El segundo anillo de columnas se tiñó progresivamente de un violeta oscuro. Segundos después, comenzó a destellar como un flash estroboscópico, y aquellas colosales estructuras cobraron vida y empezaron a moverse. Los cordones que las componían, y que parecían de piedra, se retorcieron y enroscaron lentamente, de una forma que se antojaba imposible. Recordaban a las extremidades de un monstruo que se desperezara tras su letargo, en un aterrador silencio. Los soldados no sabían qué hacer; se aferraban a sus armas y miraban hacia todos lados, desconcertados.

Y entonces fue cuando la Colina se abrió. Toneladas de roca se convirtieron en polvo, que cayó blandamente sobre los humanos atónitos, como copos de cálida nieve gris. Desprovisto de su envoltura pétrea, pudo verse que el techo de la Colina estaba formado por una serie de placas metálicas yuxtapuestas, las cuales empezaron a plegarse unas sobre otras. Diez minutos después, toda la parte superior había desaparecido, y las estrellas brillaron sobre los atónitos espectadores de aquel prodigio.
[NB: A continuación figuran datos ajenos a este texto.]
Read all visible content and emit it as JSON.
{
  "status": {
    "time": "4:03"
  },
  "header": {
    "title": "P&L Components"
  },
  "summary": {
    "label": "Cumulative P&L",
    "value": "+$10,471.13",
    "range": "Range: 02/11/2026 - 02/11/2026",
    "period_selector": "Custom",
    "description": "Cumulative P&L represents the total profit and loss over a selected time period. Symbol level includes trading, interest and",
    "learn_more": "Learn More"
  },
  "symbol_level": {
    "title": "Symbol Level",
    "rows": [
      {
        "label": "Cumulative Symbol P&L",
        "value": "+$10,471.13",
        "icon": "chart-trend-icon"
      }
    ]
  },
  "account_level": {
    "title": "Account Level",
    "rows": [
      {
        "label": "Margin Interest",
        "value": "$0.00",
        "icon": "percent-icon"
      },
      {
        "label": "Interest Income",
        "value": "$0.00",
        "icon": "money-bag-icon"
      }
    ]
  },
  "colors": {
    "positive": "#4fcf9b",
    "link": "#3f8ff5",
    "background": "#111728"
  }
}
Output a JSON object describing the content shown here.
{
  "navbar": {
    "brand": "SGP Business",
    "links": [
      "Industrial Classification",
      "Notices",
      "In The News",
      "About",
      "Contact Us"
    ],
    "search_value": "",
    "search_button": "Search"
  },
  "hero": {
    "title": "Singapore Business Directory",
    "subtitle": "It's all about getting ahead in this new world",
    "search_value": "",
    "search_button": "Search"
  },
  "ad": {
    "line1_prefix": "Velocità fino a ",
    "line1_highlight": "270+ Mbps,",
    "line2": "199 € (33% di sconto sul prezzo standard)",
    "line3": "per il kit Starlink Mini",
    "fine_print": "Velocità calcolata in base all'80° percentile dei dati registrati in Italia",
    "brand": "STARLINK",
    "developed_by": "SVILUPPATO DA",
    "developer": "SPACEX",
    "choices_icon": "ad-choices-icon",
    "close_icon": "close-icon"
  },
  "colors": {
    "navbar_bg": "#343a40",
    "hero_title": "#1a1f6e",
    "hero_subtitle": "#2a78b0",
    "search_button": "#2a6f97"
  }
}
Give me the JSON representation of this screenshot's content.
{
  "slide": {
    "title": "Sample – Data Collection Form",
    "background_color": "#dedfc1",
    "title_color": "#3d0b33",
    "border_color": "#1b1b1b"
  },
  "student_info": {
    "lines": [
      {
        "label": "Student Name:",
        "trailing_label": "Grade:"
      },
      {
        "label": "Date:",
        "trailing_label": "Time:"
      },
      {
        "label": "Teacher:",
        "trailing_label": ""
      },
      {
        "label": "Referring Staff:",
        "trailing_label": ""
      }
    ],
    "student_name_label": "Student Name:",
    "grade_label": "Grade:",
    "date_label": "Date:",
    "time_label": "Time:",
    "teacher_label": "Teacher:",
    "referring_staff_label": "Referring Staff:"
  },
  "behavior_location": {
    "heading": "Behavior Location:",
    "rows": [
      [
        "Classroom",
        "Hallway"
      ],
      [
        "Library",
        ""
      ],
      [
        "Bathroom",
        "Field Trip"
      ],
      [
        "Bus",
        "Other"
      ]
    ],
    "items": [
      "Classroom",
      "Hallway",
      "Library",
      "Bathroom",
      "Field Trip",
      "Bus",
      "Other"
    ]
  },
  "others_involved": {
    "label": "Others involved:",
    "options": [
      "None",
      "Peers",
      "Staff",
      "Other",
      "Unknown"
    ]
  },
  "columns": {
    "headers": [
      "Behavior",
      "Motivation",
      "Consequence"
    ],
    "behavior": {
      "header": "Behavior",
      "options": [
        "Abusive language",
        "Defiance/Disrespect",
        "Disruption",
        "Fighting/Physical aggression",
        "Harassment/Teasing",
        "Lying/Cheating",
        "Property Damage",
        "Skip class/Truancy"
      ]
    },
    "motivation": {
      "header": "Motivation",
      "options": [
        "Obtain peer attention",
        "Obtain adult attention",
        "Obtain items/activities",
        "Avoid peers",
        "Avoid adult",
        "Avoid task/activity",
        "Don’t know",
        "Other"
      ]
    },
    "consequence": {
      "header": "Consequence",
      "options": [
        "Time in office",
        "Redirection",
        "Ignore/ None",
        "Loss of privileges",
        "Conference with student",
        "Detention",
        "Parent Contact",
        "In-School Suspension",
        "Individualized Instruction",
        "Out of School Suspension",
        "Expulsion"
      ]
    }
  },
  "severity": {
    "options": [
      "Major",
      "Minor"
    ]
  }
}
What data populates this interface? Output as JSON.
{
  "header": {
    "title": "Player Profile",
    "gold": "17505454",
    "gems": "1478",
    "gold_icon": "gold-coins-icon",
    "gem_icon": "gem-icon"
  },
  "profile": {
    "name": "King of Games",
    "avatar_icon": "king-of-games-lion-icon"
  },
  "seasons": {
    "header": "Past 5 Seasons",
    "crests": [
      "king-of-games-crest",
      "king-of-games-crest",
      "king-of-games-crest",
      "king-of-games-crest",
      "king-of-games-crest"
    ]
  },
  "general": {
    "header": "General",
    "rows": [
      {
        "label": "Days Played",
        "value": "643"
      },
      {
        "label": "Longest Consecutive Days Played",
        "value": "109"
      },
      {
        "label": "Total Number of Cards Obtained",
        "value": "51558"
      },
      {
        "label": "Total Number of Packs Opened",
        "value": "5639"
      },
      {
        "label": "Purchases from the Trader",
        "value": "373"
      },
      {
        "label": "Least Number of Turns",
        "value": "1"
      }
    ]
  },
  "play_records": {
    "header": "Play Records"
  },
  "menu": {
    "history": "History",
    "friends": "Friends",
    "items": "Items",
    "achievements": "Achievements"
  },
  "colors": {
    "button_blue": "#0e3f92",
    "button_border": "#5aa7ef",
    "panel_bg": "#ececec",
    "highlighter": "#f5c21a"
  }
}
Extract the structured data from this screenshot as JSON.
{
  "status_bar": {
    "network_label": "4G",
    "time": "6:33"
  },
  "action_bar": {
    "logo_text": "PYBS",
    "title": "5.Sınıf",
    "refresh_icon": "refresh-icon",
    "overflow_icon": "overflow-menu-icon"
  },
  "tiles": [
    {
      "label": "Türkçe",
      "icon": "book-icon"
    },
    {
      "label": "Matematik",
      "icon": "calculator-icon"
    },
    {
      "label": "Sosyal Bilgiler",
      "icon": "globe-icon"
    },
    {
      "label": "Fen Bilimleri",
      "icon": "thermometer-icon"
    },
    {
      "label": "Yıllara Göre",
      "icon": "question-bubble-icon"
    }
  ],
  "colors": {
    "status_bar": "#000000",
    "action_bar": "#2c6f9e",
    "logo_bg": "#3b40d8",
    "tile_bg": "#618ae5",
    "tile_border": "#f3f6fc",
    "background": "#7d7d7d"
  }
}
El foso que contenía a la nave tampoco permaneció inactivo. Su fondo se elevó hasta nivelarse con el suelo circundante, sepultando definitivamente los restos humanos que contenía. Sin embargo, no se detuvo ahí. Uno de sus lados se alzó, formando una rampa de lanzamiento. La popa de la nave, con los motores MRL, comenzó a relucir.

Jansen fue la primera en reaccionar, comprendiendo lo que iba a suceder. Se precipitó sobre un micrófono y gritó:

—¡ACM-56! ¡La nave se dispone a partir! ¡Aborta la maniobra, rápido!

Los científicos corporativos, siglos atrás, habían descifrado el programa de despegue de las naves Alien, así como el soporte lógico de sus ordenadores de vuelo, no inteligentes. El androide, con rapidez fruto de la práctica, extrajo de su mochila un pequeño transmisor y apretó un botón. La nave Alien apagó sus motores, y las columnas exteriores cesaron sus contorsiones. Todo quedó en silencio, estático. Nadie osó moverse hasta pasados unos instantes. Lo primero que se oyó fueron suspiros de alivio; luego, los semblantes empezaron a recuperar algo de color.

—Solicito instrucciones —dijo el androide, flemático.

El comandante de la Galileo se puso a reír como un histérico, aunque se calló bruscamente cuando Jansen lo miró. La consejera se alisó el traje, dio un corto paseo e impartió órdenes.

Dos intensos días después, la nave Alien había sido analizada hasta su última pieza, excepto un pequeño detalle. Junto al mecanismo de impulsión MRL había unas peculiares cajas negras, de forma cúbica, similares a las halladas en los robots despanzurrados por Beni y D'ai'la cuando penetraron por primera vez en la Colina. Todos estaban de acuerdo en que contenían el secreto del funcionamiento de los motores, pero nadie era capaz de descifrarlo. El enigma seguía insondable.